Here in the United Arab Emirates, public anxiety has been fed by the virtual silence of the government.
Diplomats explain that the small gulf states have chosen to limit their remarks to Friday's collective statement of condemnation by the six-member Gulf Cooperation Council so that none can be singled out for attack by Saddam.
Nonetheless, the silence has frightened residents and helped feed the rumor mill, which has spun out a story saying that the Emirates are prepared to sacrifice part of their own territory to appease Saddam.
What these stories reflect, said one analyst, is the weakness and fear of a small society that suddenly finds that many of its previous assumptions about its security and its neighbors have been dangerously wrong. "They can't hit the panic button, and they can't pick up and move their country somewhere safe until it all blows over, so they talk to each other, and the stories get passed around," he said. "After all, who can prove they're wrong?"

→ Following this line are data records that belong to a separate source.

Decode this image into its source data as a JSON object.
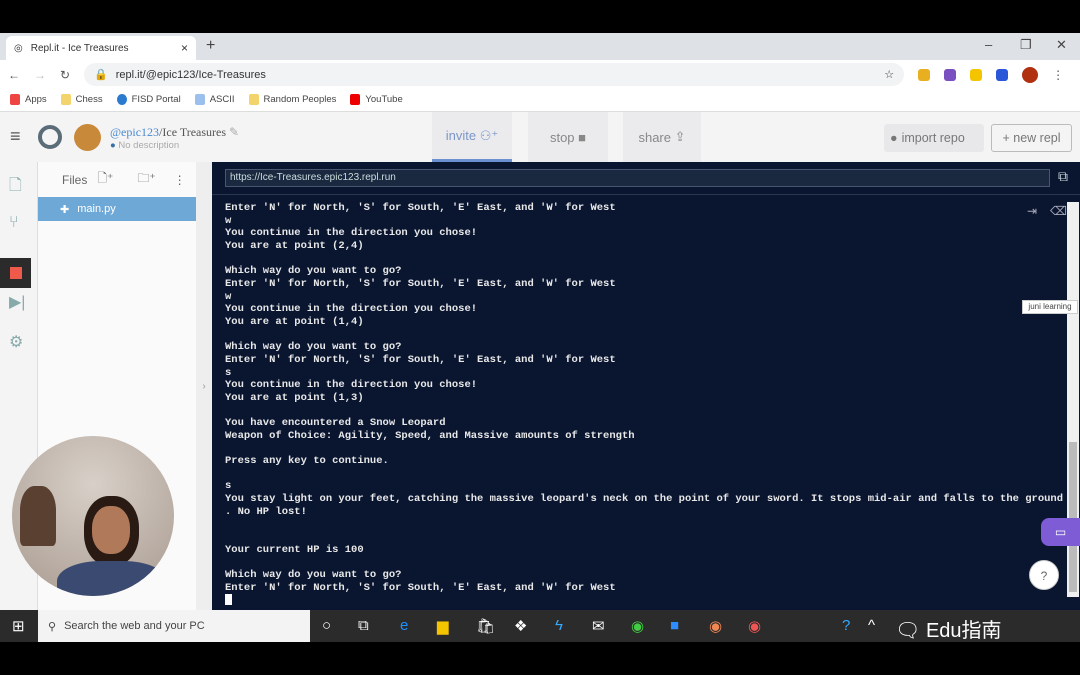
{
  "browser": {
    "tab_title": "Repl.it - Ice Treasures",
    "url": "repl.it/@epic123/Ice-Treasures",
    "bookmarks": [
      "Apps",
      "Chess",
      "FISD Portal",
      "ASCII",
      "Random Peoples",
      "YouTube"
    ]
  },
  "repl": {
    "user": "@epic123",
    "name": "/Ice Treasures",
    "description": "No description",
    "invite": "invite",
    "stop": "stop",
    "share": "share",
    "import_repo": "import repo",
    "new_repl": "+ new repl",
    "files_label": "Files",
    "file": "main.py",
    "run_url": "https://Ice-Treasures.epic123.repl.run"
  },
  "console": {
    "lines": [
      "Enter 'N' for North, 'S' for South, 'E' East, and 'W' for West",
      "w",
      "You continue in the direction you chose!",
      "You are at point (2,4)",
      "",
      "Which way do you want to go?",
      "Enter 'N' for North, 'S' for South, 'E' East, and 'W' for West",
      "w",
      "You continue in the direction you chose!",
      "You are at point (1,4)",
      "",
      "Which way do you want to go?",
      "Enter 'N' for North, 'S' for South, 'E' East, and 'W' for West",
      "s",
      "You continue in the direction you chose!",
      "You are at point (1,3)",
      "",
      "You have encountered a Snow Leopard",
      "Weapon of Choice: Agility, Speed, and Massive amounts of strength",
      "",
      "Press any key to continue.",
      "",
      "s",
      "You stay light on your feet, catching the massive leopard's neck on the point of your sword. It stops mid-air and falls to the ground",
      ". No HP lost!",
      "",
      "",
      "Your current HP is 100",
      "",
      "Which way do you want to go?",
      "Enter 'N' for North, 'S' for South, 'E' East, and 'W' for West"
    ]
  },
  "overlay": {
    "juni": "juni learning",
    "watermark": "Edu指南"
  },
  "taskbar": {
    "search_placeholder": "Search the web and your PC"
  }
}
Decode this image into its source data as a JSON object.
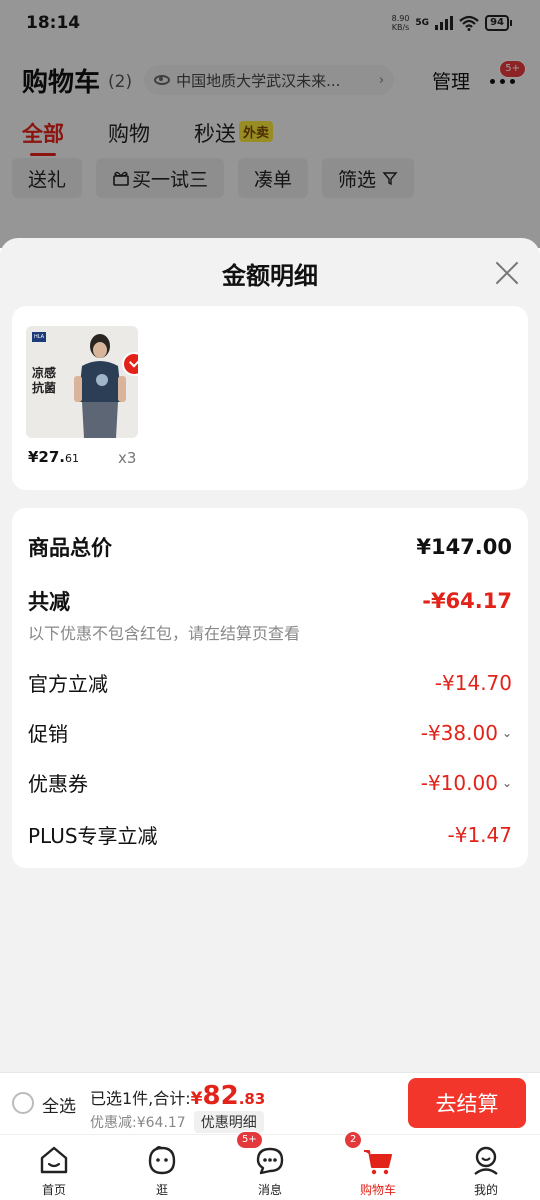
{
  "status_bar": {
    "time": "18:14",
    "net_speed_value": "8.90",
    "net_speed_unit": "KB/s",
    "network": "5G",
    "battery": "94"
  },
  "cart": {
    "title": "购物车",
    "count": "(2)",
    "address": "中国地质大学武汉未来...",
    "manage_label": "管理",
    "more_badge": "5+",
    "tabs": [
      {
        "label": "全部",
        "active": true
      },
      {
        "label": "购物",
        "active": false
      },
      {
        "label": "秒送",
        "active": false,
        "badge": "外卖"
      }
    ],
    "filters": [
      {
        "label": "送礼",
        "icon": ""
      },
      {
        "label": "买一试三",
        "icon": "gift-icon"
      },
      {
        "label": "凑单",
        "icon": ""
      },
      {
        "label": "筛选",
        "icon": "filter-icon"
      }
    ]
  },
  "sheet": {
    "title": "金额明细",
    "product": {
      "thumb_text_line1": "凉感",
      "thumb_text_line2": "抗菌",
      "price_main": "¥27.",
      "price_decimal": "61",
      "quantity": "x3"
    },
    "breakdown": {
      "total_label": "商品总价",
      "total_value": "¥147.00",
      "reduce_label": "共减",
      "reduce_value": "-¥64.17",
      "note": "以下优惠不包含红包，请在结算页查看",
      "items": [
        {
          "label": "官方立减",
          "value": "-¥14.70",
          "expandable": false
        },
        {
          "label": "促销",
          "value": "-¥38.00",
          "expandable": true
        },
        {
          "label": "优惠券",
          "value": "-¥10.00",
          "expandable": true
        },
        {
          "label": "PLUS专享立减",
          "value": "-¥1.47",
          "expandable": false
        }
      ]
    }
  },
  "checkout": {
    "select_all_label": "全选",
    "summary_prefix": "已选1件,合计:",
    "total_yen": "¥",
    "total_int": "82",
    "total_dec": ".83",
    "discount_text": "优惠减:¥64.17",
    "detail_label": "优惠明细",
    "button_label": "去结算"
  },
  "bottom_nav": [
    {
      "label": "首页",
      "icon": "home-icon",
      "active": false,
      "badge": ""
    },
    {
      "label": "逛",
      "icon": "face-icon",
      "active": false,
      "badge": ""
    },
    {
      "label": "消息",
      "icon": "message-icon",
      "active": false,
      "badge": "5+"
    },
    {
      "label": "购物车",
      "icon": "cart-icon",
      "active": true,
      "badge": "2"
    },
    {
      "label": "我的",
      "icon": "profile-icon",
      "active": false,
      "badge": ""
    }
  ],
  "colors": {
    "accent": "#e2231a",
    "checkout_button": "#f2362b",
    "sheet_background": "#f2f2f2"
  }
}
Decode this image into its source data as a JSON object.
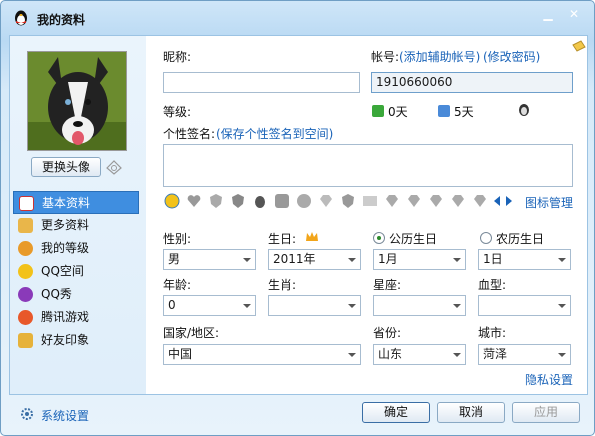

Western expatriates say they have managed to stay calm, and they discount most of the rumors. U.S. Ambassador Edward Walker and his staff have held regular meetings with members of the small but influential American business community specifically to shoot down rumors and provide reassurance.
"No one's panicking," said a veteran American businessman who asked not to be identified. "We're trying to get as much news as we can about the situation, but there's no real fear of immediate danger."